Tokenizing text with the Natural Language framework

Learn how to split text into manageable parts using the tokenization capabilities of the Natural Language framework.

Tokenization is the process of breaking down a piece of text into smaller units, or tokens, which can be words, sentences, or even characters. In natural language processing (NLP), tokenization is the first step in analyzing textual data to extract meaningful text parts for further analysis.

Tokenizing a sentence into single words or sentences makes it simpler to analyze sentiment, identify language, or categorize its contents. Tokenizing by word also helps in more accurate query matching in search engines.


The following sample code defines a function that tokenizes the input text into sentences and prints them.

import Foundation
// 1.
import NaturalLanguage

// 2.
func getTokens(from text: String) -> [String]? {
    // 3.
    let tokenizer = NLTokenizer(unit: .sentence)
    tokenizer.setLanguage(.english)
    tokenizer.string = text
    
    var tokenizedText = [String]()

    // 4.
    tokenizer.enumerateTokens(in: text.startIndex ..< text.endIndex) { tokenIndexRange, _ in
        tokenizedText.append(String(text[tokenIndexRange]))
        return true
    }

    return tokenizedText.isEmpty ? nil : tokenizedText
}
  1. Import the NaturalLanguage framework.
  2. Create a function that takes a string as a parameter and returns an optional array of strings.
  3. Set up an NLTokenizer to break down the text into sentences using the appropriate NLTokenUnit. However, we can also consider tokenizing by word or document. We also create an empty array named tokenizedText to store the resulting tokens (sentences).

    By using setLanguage(_:) we can dynamically set the language based on input to create a language-dependent tokenization.
  4. It loops through the text by sentence tokens using the tokenizer's enumerateTokens(in:using:) method. Finally, all the tokenized parts are appended to tokenizedText.

In the end, the function returns the array tokenizedText if it's not empty, or nil if no tokens are detected.

let text = "Friends, Romans, countrymen, lend me your ears. I come to bury Caesar, not to praise him. The evil that men do lives after them. The good is oft interred with their bones…"

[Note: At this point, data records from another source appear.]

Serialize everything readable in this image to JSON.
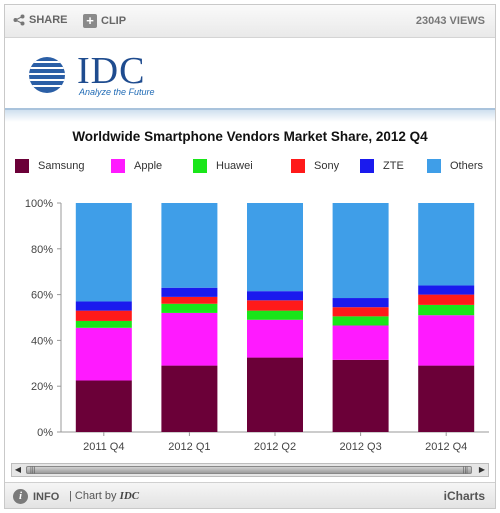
{
  "toolbar": {
    "share_label": "SHARE",
    "clip_label": "CLIP",
    "clip_symbol": "+",
    "views": "23043 VIEWS"
  },
  "logo": {
    "name": "IDC",
    "tagline": "Analyze the Future"
  },
  "footer": {
    "info_label": "INFO",
    "info_symbol": "i",
    "chart_by_prefix": "| Chart by",
    "chart_by_brand": "IDC",
    "brand": "iCharts"
  },
  "chart_data": {
    "type": "bar",
    "stacked": true,
    "title": "Worldwide Smartphone Vendors Market Share, 2012 Q4",
    "xlabel": "",
    "ylabel": "",
    "ylim": [
      0,
      100
    ],
    "yticks": [
      "0%",
      "20%",
      "40%",
      "60%",
      "80%",
      "100%"
    ],
    "categories": [
      "2011 Q4",
      "2012 Q1",
      "2012 Q2",
      "2012 Q3",
      "2012 Q4"
    ],
    "legend_position": "top",
    "series": [
      {
        "name": "Samsung",
        "color": "#6b0038",
        "values": [
          22.5,
          29.0,
          32.5,
          31.5,
          29.0
        ]
      },
      {
        "name": "Apple",
        "color": "#ff1aff",
        "values": [
          23.0,
          23.0,
          16.5,
          15.0,
          22.0
        ]
      },
      {
        "name": "Huawei",
        "color": "#19e619",
        "values": [
          3.0,
          4.0,
          4.0,
          4.0,
          4.5
        ]
      },
      {
        "name": "Sony",
        "color": "#ff1a1a",
        "values": [
          4.5,
          3.0,
          4.5,
          4.0,
          4.5
        ]
      },
      {
        "name": "ZTE",
        "color": "#1a1aee",
        "values": [
          4.0,
          4.0,
          4.0,
          4.0,
          4.0
        ]
      },
      {
        "name": "Others",
        "color": "#3f9ee8",
        "values": [
          43.0,
          37.0,
          38.5,
          41.5,
          36.0
        ]
      }
    ]
  }
}
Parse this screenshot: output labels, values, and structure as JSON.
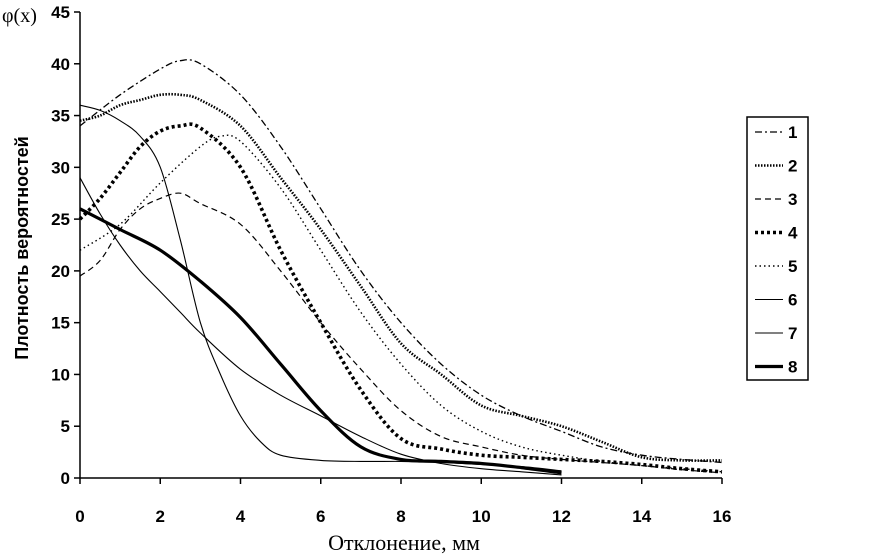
{
  "chart_data": {
    "type": "line",
    "y_top_label": "φ(x)",
    "ylabel": "Плотность вероятностей",
    "xlabel": "Отклонение, мм",
    "xlim": [
      0,
      16
    ],
    "ylim": [
      0,
      45
    ],
    "x_ticks": [
      0,
      2,
      4,
      6,
      8,
      10,
      12,
      14,
      16
    ],
    "y_ticks": [
      0,
      5,
      10,
      15,
      20,
      25,
      30,
      35,
      40,
      45
    ],
    "grid": false,
    "legend_position": "right",
    "series": [
      {
        "name": "1",
        "style": "dashed-short",
        "x": [
          0,
          1,
          2,
          2.5,
          3,
          4,
          5,
          6,
          7,
          8,
          9,
          10,
          11,
          12,
          13,
          14,
          15,
          16
        ],
        "y": [
          34,
          37,
          39.5,
          40.3,
          40,
          37,
          32,
          26,
          20,
          15,
          11,
          8,
          6,
          4.5,
          3,
          2.2,
          1.8,
          1.5
        ]
      },
      {
        "name": "2",
        "style": "dense-dotted",
        "x": [
          0,
          0.5,
          1,
          1.5,
          2,
          2.5,
          3,
          4,
          5,
          6,
          7,
          8,
          9,
          10,
          11,
          12,
          13,
          14,
          15,
          16
        ],
        "y": [
          34.5,
          35,
          36,
          36.5,
          37,
          37,
          36.5,
          34,
          29,
          24,
          18.5,
          13,
          10,
          7,
          6,
          5,
          3.5,
          2,
          1.7,
          1.7
        ]
      },
      {
        "name": "3",
        "style": "dashed",
        "x": [
          0,
          0.5,
          1,
          1.5,
          2,
          2.5,
          3,
          4,
          5,
          6,
          7,
          8,
          9,
          10,
          11,
          12,
          13,
          14,
          15,
          16
        ],
        "y": [
          19.5,
          21,
          24,
          26,
          27,
          27.5,
          26.5,
          24.5,
          20,
          15,
          10.5,
          6.5,
          4,
          3,
          2.2,
          1.8,
          1.5,
          1.2,
          0.8,
          0.5
        ]
      },
      {
        "name": "4",
        "style": "bold-dotted",
        "x": [
          0,
          0.5,
          1,
          1.5,
          2,
          2.5,
          3,
          4,
          5,
          6,
          7,
          8,
          9,
          10,
          11,
          12,
          13,
          14,
          15,
          16
        ],
        "y": [
          25,
          27,
          29.5,
          32,
          33.5,
          34,
          33.8,
          30,
          22,
          15,
          8.5,
          3.8,
          2.8,
          2.2,
          2,
          1.8,
          1.6,
          1.3,
          0.9,
          0.6
        ]
      },
      {
        "name": "5",
        "style": "dotted",
        "x": [
          0,
          1,
          2,
          3,
          3.5,
          4,
          5,
          6,
          7,
          8,
          9,
          10,
          11,
          12,
          13,
          14,
          15,
          16
        ],
        "y": [
          22,
          24.5,
          28.5,
          32,
          33,
          32.5,
          28,
          22,
          16,
          11,
          7,
          4.5,
          3,
          2.2,
          1.6,
          1.2,
          0.9,
          0.6
        ]
      },
      {
        "name": "6",
        "style": "thin",
        "x": [
          0,
          0.5,
          1,
          1.5,
          2,
          2.5,
          3,
          3.5,
          4,
          4.5,
          5,
          6,
          7,
          8,
          9,
          10,
          11,
          12
        ],
        "y": [
          36,
          35.5,
          34.5,
          33,
          30,
          23,
          15,
          10,
          6,
          3.5,
          2.2,
          1.7,
          1.6,
          1.6,
          1.5,
          1.3,
          1.1,
          0.7
        ]
      },
      {
        "name": "7",
        "style": "thin",
        "x": [
          0,
          0.5,
          1,
          1.5,
          2,
          2.5,
          3,
          4,
          5,
          6,
          7,
          8,
          9,
          10,
          11,
          12
        ],
        "y": [
          29,
          25.5,
          22.5,
          20,
          18,
          16,
          14,
          10.5,
          8,
          6,
          4,
          2.3,
          1.4,
          0.9,
          0.6,
          0.3
        ]
      },
      {
        "name": "8",
        "style": "thick",
        "x": [
          0,
          1,
          2,
          3,
          4,
          5,
          6,
          7,
          8,
          9,
          10,
          11,
          12
        ],
        "y": [
          26,
          24,
          22,
          19,
          15.5,
          11,
          6.5,
          3,
          1.8,
          1.6,
          1.4,
          1,
          0.5
        ]
      }
    ]
  }
}
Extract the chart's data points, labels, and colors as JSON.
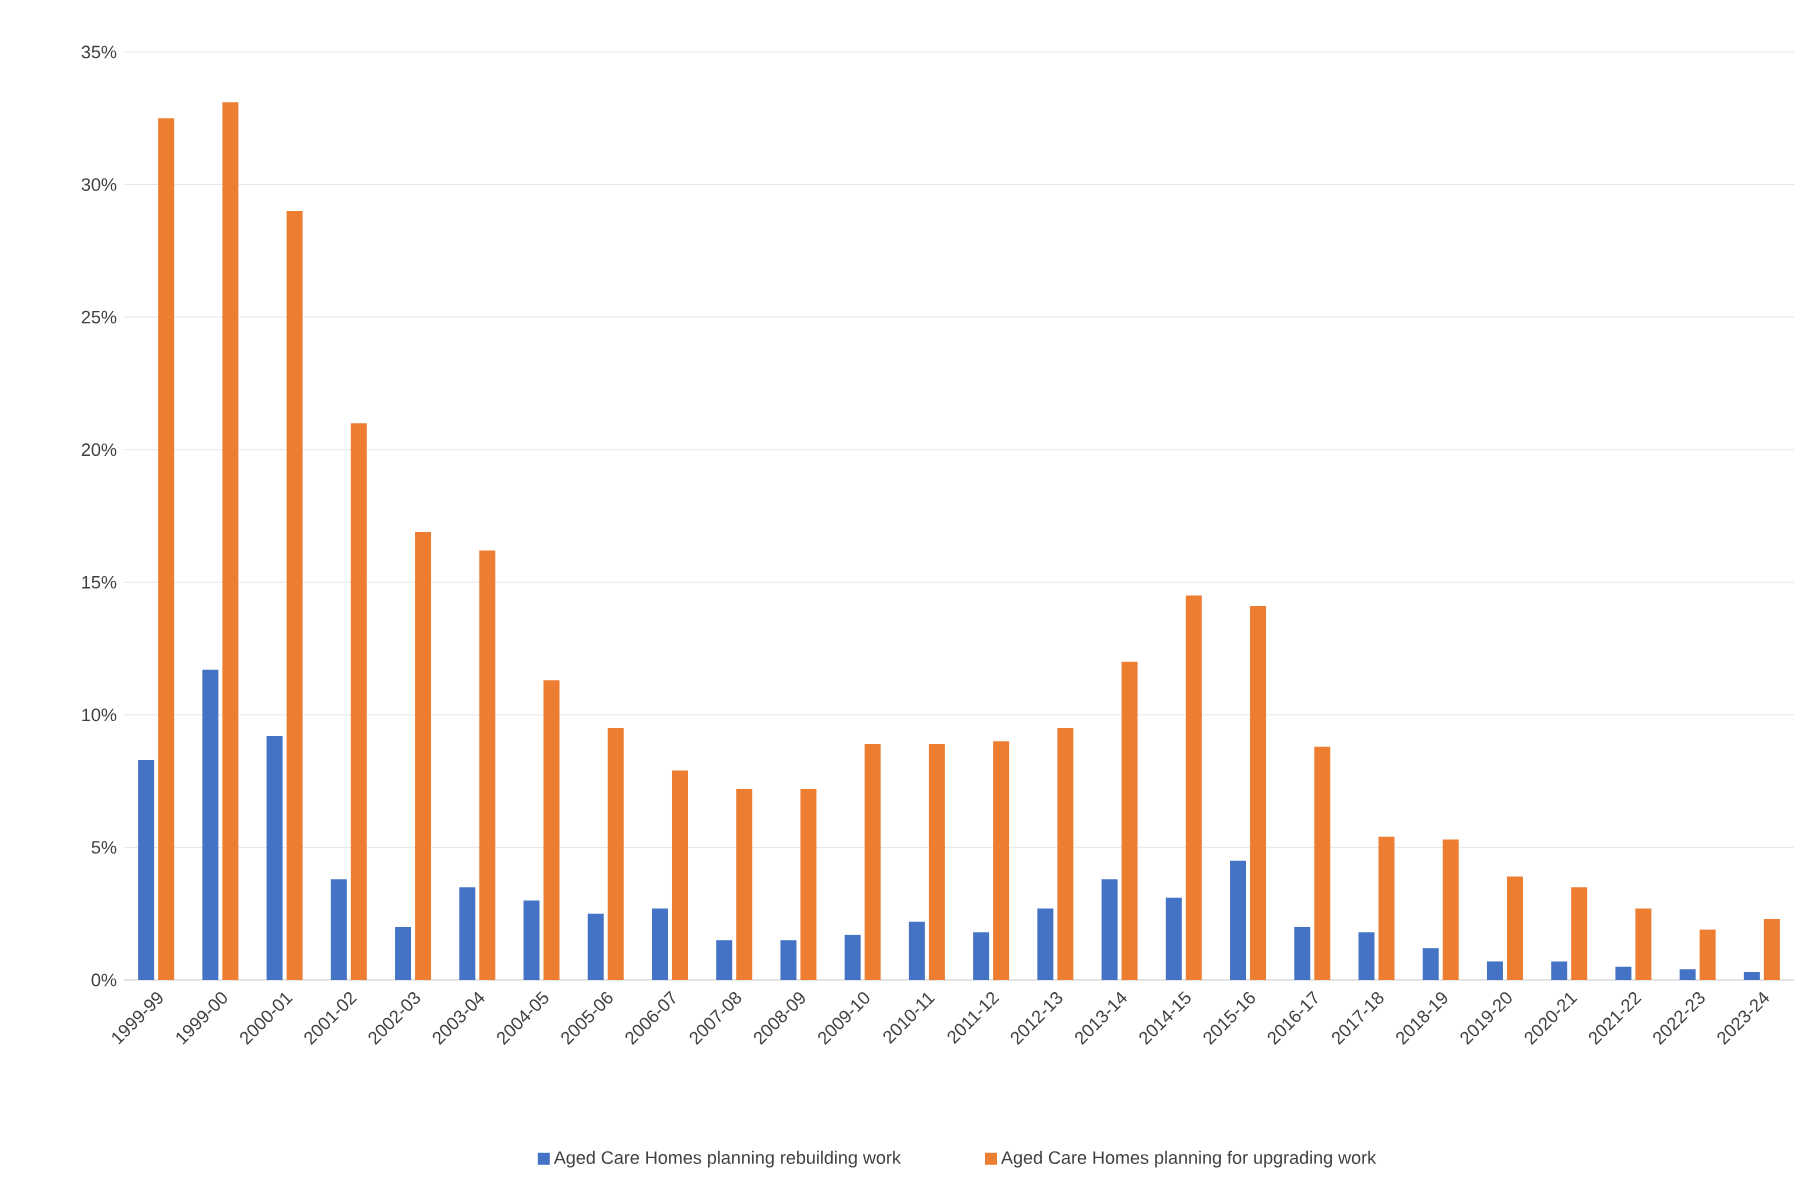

if let tokenizedText = getTokens(from: text) {
    // Print the tokenized text
    print("TOKENIZED TEXT:")
    tokenizedText.forEach { textToken in
        print("- \(textToken)")
    }
}

The NLTokenizer allows you to tokenize text at various levels of granularity. There are different kinds of NLTokenUnit you can use, they are:

  1. word: This breaks down the text into individual words. It is useful when you want to analyze the text at the word level, such as building a word frequency counter or creating a word cloud.
  2. sentence: This breaks down the text into complete sentences. This is helpful when performing tasks like sentiment analysis, where context matters, and it’s essential to evaluate the text in coherent chunks rather than individual words.
  3. paragraph: This option divides the text into paragraphs. This unit is handy when dealing with larger blocks of text, like articles or reports, and you want to process each paragraph as a unit.
  4. document: Tokenizes the text as a whole, treating the entire text input as a single unit. This can be helpful for high-level analysis, such as topic modeling, where the entire document is analyzed to extract themes or patterns.

Once the text is tokenized, it's possible to use the Natural Language framework alongside Create ML for training and deploying personalized natural language models. Tokenization can serve as a tool for making sure that the text is chopped into manageable bits for training better models.